Toplantı Salonunda, şehitlerimize ve depremde kaybettiğimiz vatandaşlarımıza saygı duruşunun ardından İstiklal Marşımız okundu. Kuran tilaveti yapıldı. Daha sonra ise, kürsüye gelen Başkonsolosumuz Sn. B. Sarp ERZİ Çanakkale Zaferi ve İstiklal Marşı hakkında genel bir değerlendirme yaptı. 

 

6 Şubat 2023'te ülkemizde meydana gelen depremle ilgili, Başkonsolosluğumuzun hazırladığı sinevizyon gösterisi büyük bir ekrandan yansıtıldı; vatandaşlarımız duygulu anlar yaşadı. Ardından Eğitim Ataşemiz, davetli konuşmacılardan Prof. Dr.  sn. Yılmaz YEŞİL ve sn. Dr. Sinan DEMİRTÜRK birer konuşma yaptılar. Bu programın tamamı strasbourgegitim ataseligi facebook ve instagram hesaplarından canlı olarak yayınlanmıştır 

 

Depremle ilgili cinevizyon gösteriminden sonra kürsüye gelen Eğitim Ataşemiz sn. Prof. Dr. NURLU katılımcıları selamlayarak başladığı konuşmasında -depremle ilgili gösterilen video gösterisinin etkisinde kaldığını belirtip- Kahramanmaraş Elbistan'dan olan Abdurrahim Karakoç'un «ÜŞÜYENLER» adlı şiirini uyarladı:

 

     « Bilirmisin gardaş deprem illerinde

        Havada yıldızlar dağda kar üşür. 

       Depremzedelerin türkülerinde,

      Dört mevsim ötede bir bahar üşür. »

 

Depremim kışın ve gece yarısı meydana gelmesinin korkunç ve çaresizliğine de vurgu yaparak depremde kaybettiklerimize rahmet ve kalanlara da sabır dileyerek konuşmasını şöyle sürdürdü: « Biz genellikle ya kötü günlerimizde ya da zafer günlerimizde bir araya geliyoruz.

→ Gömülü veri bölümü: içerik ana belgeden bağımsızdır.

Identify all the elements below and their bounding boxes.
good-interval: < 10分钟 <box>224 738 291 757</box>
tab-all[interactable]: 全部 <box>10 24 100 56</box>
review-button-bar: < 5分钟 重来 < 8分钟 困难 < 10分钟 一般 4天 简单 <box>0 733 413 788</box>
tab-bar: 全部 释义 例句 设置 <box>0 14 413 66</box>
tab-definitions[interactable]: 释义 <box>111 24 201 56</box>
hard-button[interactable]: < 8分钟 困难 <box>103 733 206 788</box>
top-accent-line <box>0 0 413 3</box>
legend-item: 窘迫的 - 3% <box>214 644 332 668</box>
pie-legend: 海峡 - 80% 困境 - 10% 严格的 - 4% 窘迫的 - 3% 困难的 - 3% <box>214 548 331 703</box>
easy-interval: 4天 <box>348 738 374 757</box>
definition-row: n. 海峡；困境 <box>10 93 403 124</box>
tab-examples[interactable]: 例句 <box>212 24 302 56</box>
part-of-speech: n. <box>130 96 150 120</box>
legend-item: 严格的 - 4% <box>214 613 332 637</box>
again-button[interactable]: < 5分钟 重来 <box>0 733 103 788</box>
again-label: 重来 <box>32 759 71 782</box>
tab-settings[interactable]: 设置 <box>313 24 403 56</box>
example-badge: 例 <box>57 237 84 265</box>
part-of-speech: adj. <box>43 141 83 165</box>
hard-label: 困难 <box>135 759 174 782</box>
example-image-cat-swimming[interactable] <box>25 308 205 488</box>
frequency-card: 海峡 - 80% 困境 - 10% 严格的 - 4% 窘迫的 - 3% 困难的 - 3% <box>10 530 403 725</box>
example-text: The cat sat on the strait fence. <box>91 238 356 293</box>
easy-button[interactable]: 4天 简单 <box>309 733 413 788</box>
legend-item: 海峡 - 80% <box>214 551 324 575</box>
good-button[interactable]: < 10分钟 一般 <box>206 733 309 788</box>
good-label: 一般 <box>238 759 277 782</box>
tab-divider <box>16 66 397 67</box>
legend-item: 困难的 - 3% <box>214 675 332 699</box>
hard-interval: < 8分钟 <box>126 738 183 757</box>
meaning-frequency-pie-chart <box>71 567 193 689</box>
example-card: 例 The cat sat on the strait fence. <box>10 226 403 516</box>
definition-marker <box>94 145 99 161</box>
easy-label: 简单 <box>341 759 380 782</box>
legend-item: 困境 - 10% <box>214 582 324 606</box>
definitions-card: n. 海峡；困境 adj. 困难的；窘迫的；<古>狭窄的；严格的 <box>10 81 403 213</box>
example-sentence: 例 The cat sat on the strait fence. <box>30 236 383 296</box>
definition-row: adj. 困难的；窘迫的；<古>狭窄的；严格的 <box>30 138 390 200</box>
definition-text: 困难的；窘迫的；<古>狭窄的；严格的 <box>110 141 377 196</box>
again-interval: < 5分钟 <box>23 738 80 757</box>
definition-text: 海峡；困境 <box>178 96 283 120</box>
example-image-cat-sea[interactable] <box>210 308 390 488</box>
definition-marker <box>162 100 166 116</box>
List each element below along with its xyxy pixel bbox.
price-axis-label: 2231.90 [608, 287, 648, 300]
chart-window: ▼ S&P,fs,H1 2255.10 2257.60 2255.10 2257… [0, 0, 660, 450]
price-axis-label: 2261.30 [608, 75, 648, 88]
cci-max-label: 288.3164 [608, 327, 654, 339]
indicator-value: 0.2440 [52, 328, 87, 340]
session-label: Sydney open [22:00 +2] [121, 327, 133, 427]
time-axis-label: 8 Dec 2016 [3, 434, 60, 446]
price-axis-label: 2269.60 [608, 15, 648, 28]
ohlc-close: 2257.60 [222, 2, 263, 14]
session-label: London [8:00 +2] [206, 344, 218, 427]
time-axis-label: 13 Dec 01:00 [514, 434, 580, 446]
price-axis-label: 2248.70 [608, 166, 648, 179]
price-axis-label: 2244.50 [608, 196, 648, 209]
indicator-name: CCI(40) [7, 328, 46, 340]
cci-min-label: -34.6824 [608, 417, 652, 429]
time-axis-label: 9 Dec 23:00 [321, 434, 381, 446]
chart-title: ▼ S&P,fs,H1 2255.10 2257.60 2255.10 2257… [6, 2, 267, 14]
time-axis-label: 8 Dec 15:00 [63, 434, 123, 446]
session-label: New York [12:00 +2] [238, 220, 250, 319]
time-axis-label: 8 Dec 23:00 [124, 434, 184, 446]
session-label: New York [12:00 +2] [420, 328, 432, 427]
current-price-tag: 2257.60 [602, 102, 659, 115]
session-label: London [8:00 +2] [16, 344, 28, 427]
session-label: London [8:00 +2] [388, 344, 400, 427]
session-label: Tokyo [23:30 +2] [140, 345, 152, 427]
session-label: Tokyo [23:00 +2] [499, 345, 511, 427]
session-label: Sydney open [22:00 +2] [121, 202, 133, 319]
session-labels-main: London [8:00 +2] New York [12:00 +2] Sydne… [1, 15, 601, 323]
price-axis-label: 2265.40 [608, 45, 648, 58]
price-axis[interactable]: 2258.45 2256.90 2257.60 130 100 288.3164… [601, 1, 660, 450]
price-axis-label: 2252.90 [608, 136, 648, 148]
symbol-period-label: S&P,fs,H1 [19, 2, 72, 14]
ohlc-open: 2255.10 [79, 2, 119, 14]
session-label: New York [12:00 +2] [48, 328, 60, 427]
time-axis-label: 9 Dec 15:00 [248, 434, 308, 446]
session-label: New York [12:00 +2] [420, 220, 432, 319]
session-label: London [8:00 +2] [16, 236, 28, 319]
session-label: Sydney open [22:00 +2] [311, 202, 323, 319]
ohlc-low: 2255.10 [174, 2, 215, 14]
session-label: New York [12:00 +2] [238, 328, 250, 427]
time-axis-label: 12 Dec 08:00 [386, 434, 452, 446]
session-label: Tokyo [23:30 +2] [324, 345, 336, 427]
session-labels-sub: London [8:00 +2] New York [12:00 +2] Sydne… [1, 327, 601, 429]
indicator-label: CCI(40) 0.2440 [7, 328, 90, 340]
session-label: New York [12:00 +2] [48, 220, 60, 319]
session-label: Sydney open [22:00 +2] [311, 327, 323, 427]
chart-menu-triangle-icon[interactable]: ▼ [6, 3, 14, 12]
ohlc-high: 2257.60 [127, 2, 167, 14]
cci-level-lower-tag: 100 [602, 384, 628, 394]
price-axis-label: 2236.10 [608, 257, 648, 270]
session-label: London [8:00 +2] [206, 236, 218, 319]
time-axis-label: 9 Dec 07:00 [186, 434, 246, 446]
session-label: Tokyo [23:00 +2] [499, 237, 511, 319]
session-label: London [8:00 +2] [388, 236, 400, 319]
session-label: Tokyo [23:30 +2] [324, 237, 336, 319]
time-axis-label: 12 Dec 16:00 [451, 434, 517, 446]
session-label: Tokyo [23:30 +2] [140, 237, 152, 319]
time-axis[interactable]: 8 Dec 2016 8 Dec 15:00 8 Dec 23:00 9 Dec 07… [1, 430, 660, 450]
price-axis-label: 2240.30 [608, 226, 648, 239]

Aslında, milletimizin en güzel özelliklerinde biri de bu. Sn. Başkonsolosumuzla Nancy'de, Metz'de, St. Louis'de ve diğer şehirlerde, deprem dolayısıyla toplantılara katıldığımızda vatandaşlarımızın ne kadar büyük bir fedakarlık içinde olduğunu gördük. El kadar tabloyu 5000 avroya alan yüce gönüllü insanlarla karşılaştık. Buradan bakarsak, gelecek açısından gerçekten fazla sıkıntımız yok. Ancak, bizi bir arada tutan en büyük değer dilimizdir. Dil kültürün taşıyıcısıdır diyoruz ama kültürü taşıyacak dili unutursak biz ortada kalırız. Bizden önce, biliyorsunuz Türkiye'de -özellikle Anadolu'da bir sürü millet vardı; Hititler, Akadlar, Sümerler, İspartalılar... Bunların şimdi hiçbiri yok. 

-       Niye?

-       Dillerini unuttular..! Kayboldular..! 

 

Özellikle bu kadar kalabalığı birarada bulmuşken dil üzerinde durmak istiyorum : Zaten dilimiz olmasa, bu dili konuşmasak ; bu zaferleri kutlayacak bilincimiz de olmaz. Dil aynı zamanda bilinçtir. Ne güzel ifade etmiş Ziya Gökalp:

 

« Türklüğün vicdanı bir.

Dini bir, vatanı bir.

Fakat hepsi ayrılır ;

Olmazsa lisanı bir..! »

 

Konuşmasını, sorumlu olduğu Türkçe öğretimine ilişkin konuya taşıyan sn. Eğitim Ataşemiz, Türkçenin Fransa'daki ilkokullar, ortaokullar ve liselerde seçmeli ders olarak okutulması için Fransa Milli Eğitim Bakanlığına başvurmaları halinde böyle bir hakkı kullanabileceklerini ve hatta yaşadığımız Alsace Bölgesi'nin özel konumundan hareketle din derslerinden de yararlanacağını vatandaşlarımıza hatırlattı. Bu bölgede Katoliklik, Ortodoksluk, Protetanlık ve Yahudiliğin seçmeli din dersi olduğunu; vatandaşlarımızın isteklerini dilekçelerle ilgili makamlara iletmesi durumunda Fransa'da ve Alsace Bölgesi'nde ikinci büyük din olan İslam'ın da «Alsace'da» seçmeli ders olabileceğini belirtti. «Millet hayatında en önemli öğelerin birisi dil ise, diğeri de dindir. Gelenek ve göreneklerin hepsi bunların etrafında kümelenmiştir» dedi.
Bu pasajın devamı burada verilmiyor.